藤堂さん家の複雑な家庭の事情
「琢の事はまた別でしょ」

「でも、心実の子だから」

言ってジッとあたしを見つめる惣一郎の瞳が揺れる。


あたしはこの瞳を見る度に、無性に腹立たしくなる。


でもそれは惣一郎に対しての感情じゃなくて、どちらかといえば置かれてる現状にって感じだと思う。


ジレンマに近いものなのかもしれない。


過去に対して何も出来ないって現状が、こういう感情を湧き上がらせるんだと思う。


そしてその感情を抱くのは、決してあたしだけじゃない。


「珈琲淹れてくる」

そう微笑んで立ち上がった惣一郎も同じ感情を抱いてる。


言葉にしなくてもそれが嫌ってくらいに分かってしまうから、あたしは更なるジレンマを抱く。

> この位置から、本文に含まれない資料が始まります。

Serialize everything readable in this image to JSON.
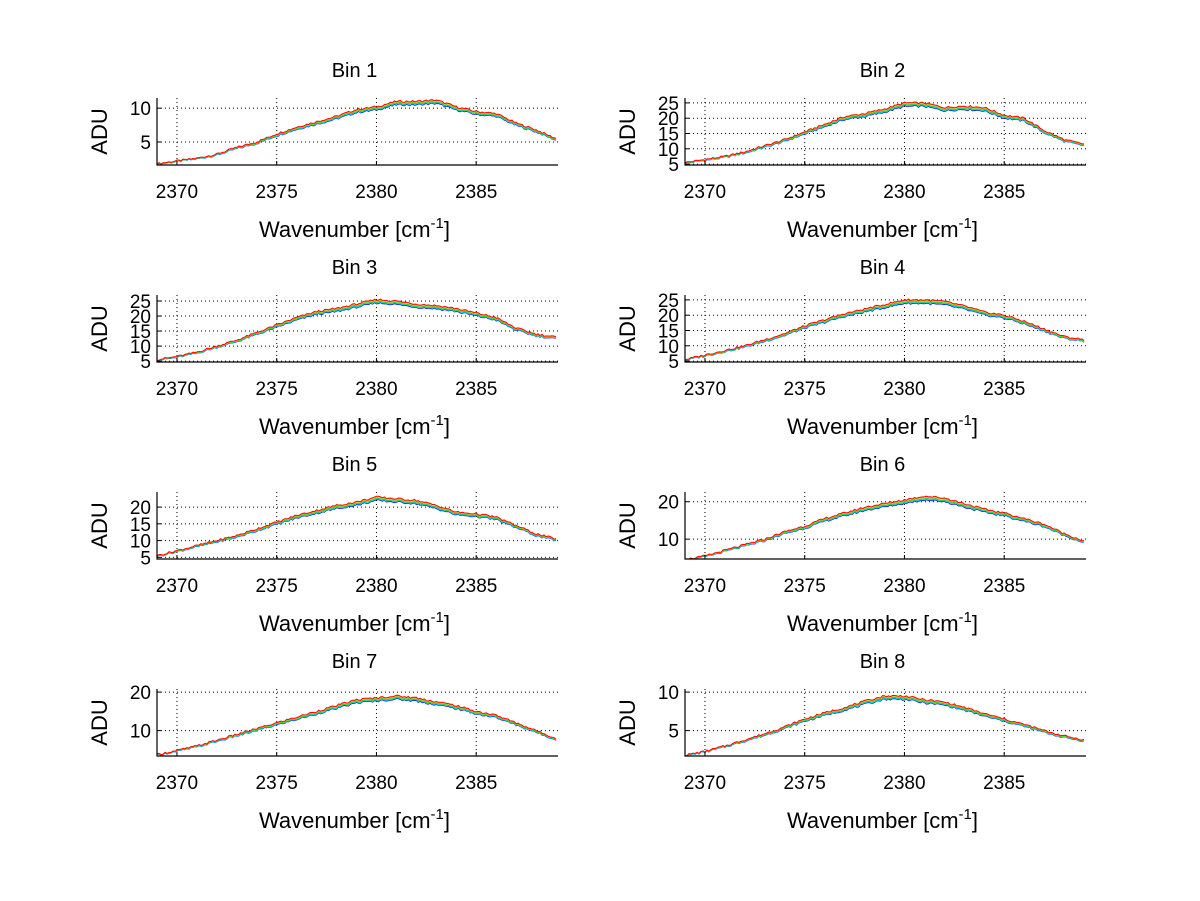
{
  "chart_data": {
    "type": "line",
    "layout": "4x2 subplots",
    "x": [
      2369,
      2370,
      2371,
      2372,
      2373,
      2374,
      2375,
      2376,
      2377,
      2378,
      2379,
      2380,
      2381,
      2382,
      2383,
      2384,
      2385,
      2386,
      2387,
      2388,
      2389
    ],
    "xlim": [
      2369,
      2389.1
    ],
    "xticks": [
      "2370",
      "2375",
      "2380",
      "2385"
    ],
    "xtick_values": [
      2370,
      2375,
      2380,
      2385
    ],
    "xlabel": {
      "text": "Wavenumber [cm",
      "superscript": "-1",
      "suffix": "]"
    },
    "ylabel": "ADU",
    "grid": true,
    "series_colors": [
      "#0000ff",
      "#00e5ff",
      "#33cc33",
      "#e6c800",
      "#ff0000"
    ],
    "series_scale": [
      0.955,
      0.965,
      0.975,
      0.99,
      1.0
    ],
    "subplots": [
      {
        "title": "Bin 1",
        "ylim": [
          1.6,
          11.5
        ],
        "yticks": [
          5,
          10
        ],
        "values": [
          1.8,
          2.2,
          2.6,
          3.2,
          4.2,
          5.0,
          6.2,
          7.2,
          8.0,
          8.8,
          9.8,
          10.2,
          11.0,
          11.0,
          11.2,
          10.2,
          9.5,
          9.2,
          7.8,
          6.8,
          5.5
        ]
      },
      {
        "title": "Bin 2",
        "ylim": [
          4.7,
          26.6
        ],
        "yticks": [
          5,
          10,
          15,
          20,
          25
        ],
        "values": [
          5.5,
          6.5,
          7.5,
          9,
          11,
          13,
          15.5,
          18,
          20.5,
          21.5,
          23,
          25,
          25,
          23.5,
          24,
          23.5,
          21,
          20,
          16,
          13,
          11.5
        ]
      },
      {
        "title": "Bin 3",
        "ylim": [
          4.7,
          27
        ],
        "yticks": [
          5,
          10,
          15,
          20,
          25
        ],
        "values": [
          5.5,
          6.5,
          8,
          10,
          12,
          14.5,
          17,
          19.5,
          21.5,
          22.5,
          24,
          25.5,
          25,
          24,
          23.5,
          22.5,
          21,
          19.5,
          16,
          14,
          13
        ]
      },
      {
        "title": "Bin 4",
        "ylim": [
          4.7,
          26.6
        ],
        "yticks": [
          5,
          10,
          15,
          20,
          25
        ],
        "values": [
          5.5,
          7,
          8.5,
          10,
          12,
          14,
          16.5,
          18.5,
          20.5,
          22,
          23.5,
          25,
          25,
          24.5,
          23,
          21,
          20,
          18,
          15.5,
          13,
          12
        ]
      },
      {
        "title": "Bin 5",
        "ylim": [
          4.5,
          24.5
        ],
        "yticks": [
          5,
          10,
          15,
          20
        ],
        "values": [
          5.5,
          7,
          8.5,
          10,
          11.5,
          13.5,
          15.5,
          17.5,
          19,
          20.5,
          21.5,
          23,
          22.5,
          22,
          20.5,
          18.5,
          18,
          17,
          14.5,
          12,
          10.5
        ]
      },
      {
        "title": "Bin 6",
        "ylim": [
          4.7,
          22.6
        ],
        "yticks": [
          10,
          20
        ],
        "values": [
          4.5,
          5.5,
          7,
          8.5,
          10,
          12,
          13.5,
          15.5,
          17,
          18.5,
          19.5,
          20.5,
          21.5,
          21,
          19.5,
          18,
          17,
          15.5,
          14,
          11.5,
          9.5
        ]
      },
      {
        "title": "Bin 7",
        "ylim": [
          3.4,
          20.8
        ],
        "yticks": [
          10,
          20
        ],
        "values": [
          3.8,
          4.8,
          6,
          7.5,
          9,
          10.5,
          12,
          13.5,
          15,
          16.5,
          18,
          18.5,
          19,
          18.5,
          17.5,
          16.5,
          15,
          14,
          12,
          10,
          8
        ]
      },
      {
        "title": "Bin 8",
        "ylim": [
          1.7,
          10.4
        ],
        "yticks": [
          5,
          10
        ],
        "values": [
          1.8,
          2.3,
          3,
          3.8,
          4.6,
          5.5,
          6.5,
          7.3,
          8,
          8.8,
          9.5,
          9.5,
          9,
          8.7,
          8,
          7.2,
          6.5,
          5.8,
          5,
          4.3,
          3.8
        ]
      }
    ]
  }
}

そんな、どうにも出来ない事への苛立ちというジレンマを忘却するように、あたしと惣一郎は体を重ねる。


惣一郎が「ディナー」の後片付けを終えた後。本気で見る訳でもないテレビを点け、並んでソファに座って暫くすると、髪に触れられる。


「心実」

囁き声を聞き、まるで儀式のようだと思う。